When assessing rabbit damage, consider selective pruning as an alternative. Seen on the photo to the left, this young Buttonbush had almost all its stems bit off, leaving only one older stem. For a more attractive, healthy plant, prune the nubs left by the rabbits by pruning the stem down to the next bud, remove odd looking stems (such as the one older stem), then allow spring growth to emerge. Soon, this shrub will pick up where it left off, being a step behind in growth, but still in tact. Flowering may not be present this coming season, because of the extent of damage.

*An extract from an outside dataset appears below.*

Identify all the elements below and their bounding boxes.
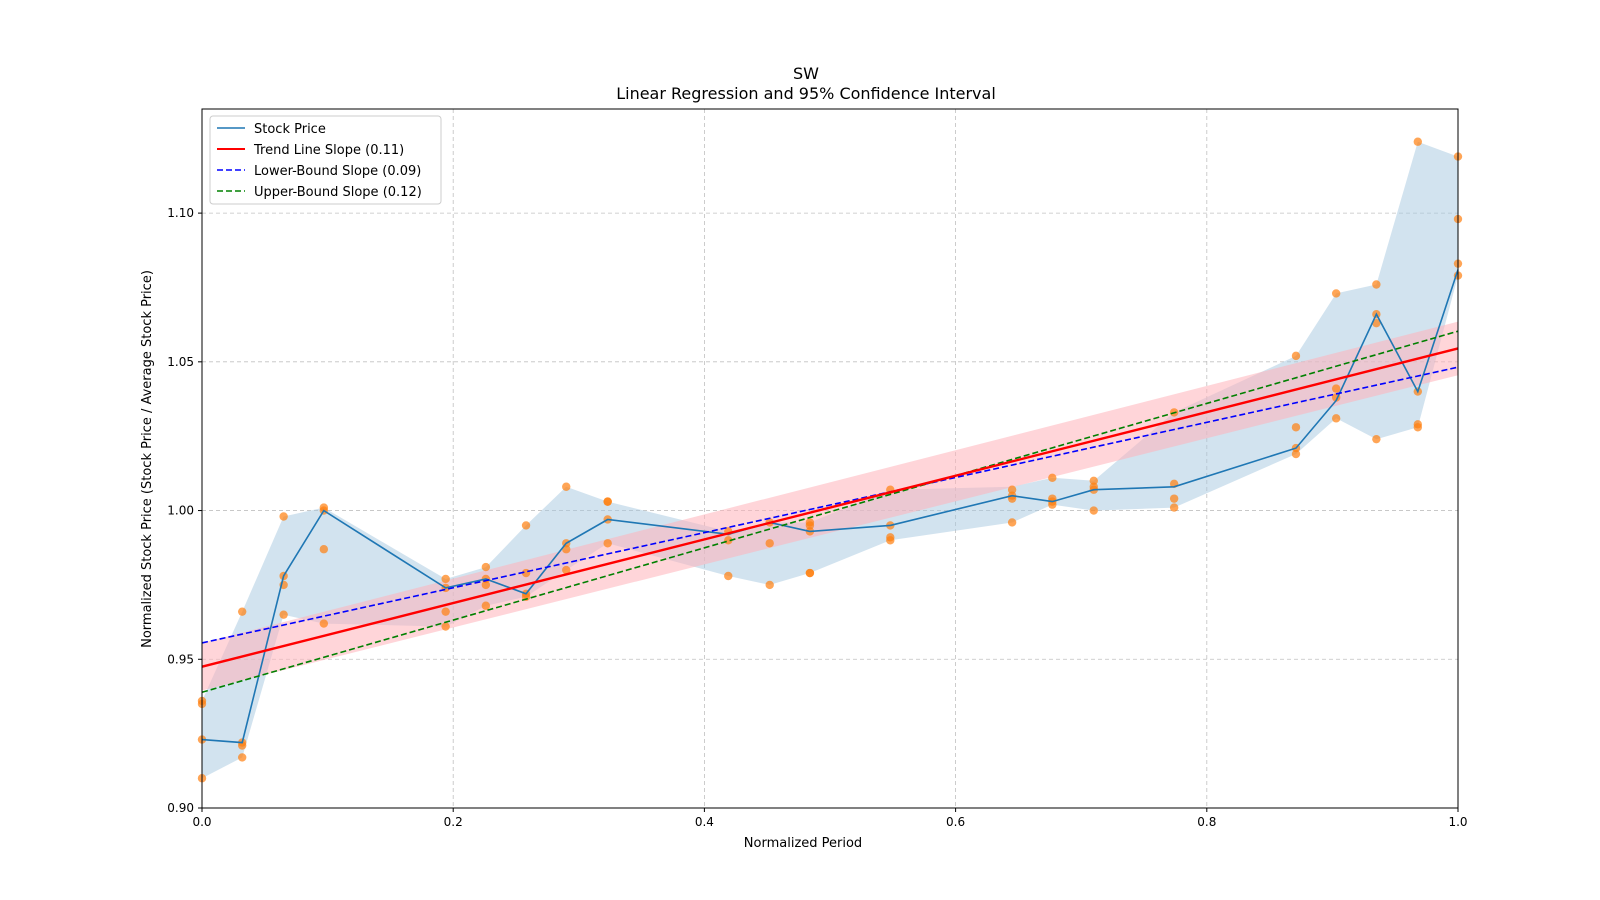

Once the leaves fall next Autumn, plan to protect the plants you discovered can be a favorite of the neighborhood rabbits from future winter damage. Wrapping plants with fine, black netting (also called deer netting-see photo below) is a great way to keep the plant protected from critters, while still allowing the plant to breath and receive sunlight. Make sure and secure the netting around the bottom of the plant to protect the main stem and keep the netting from becoming compromised.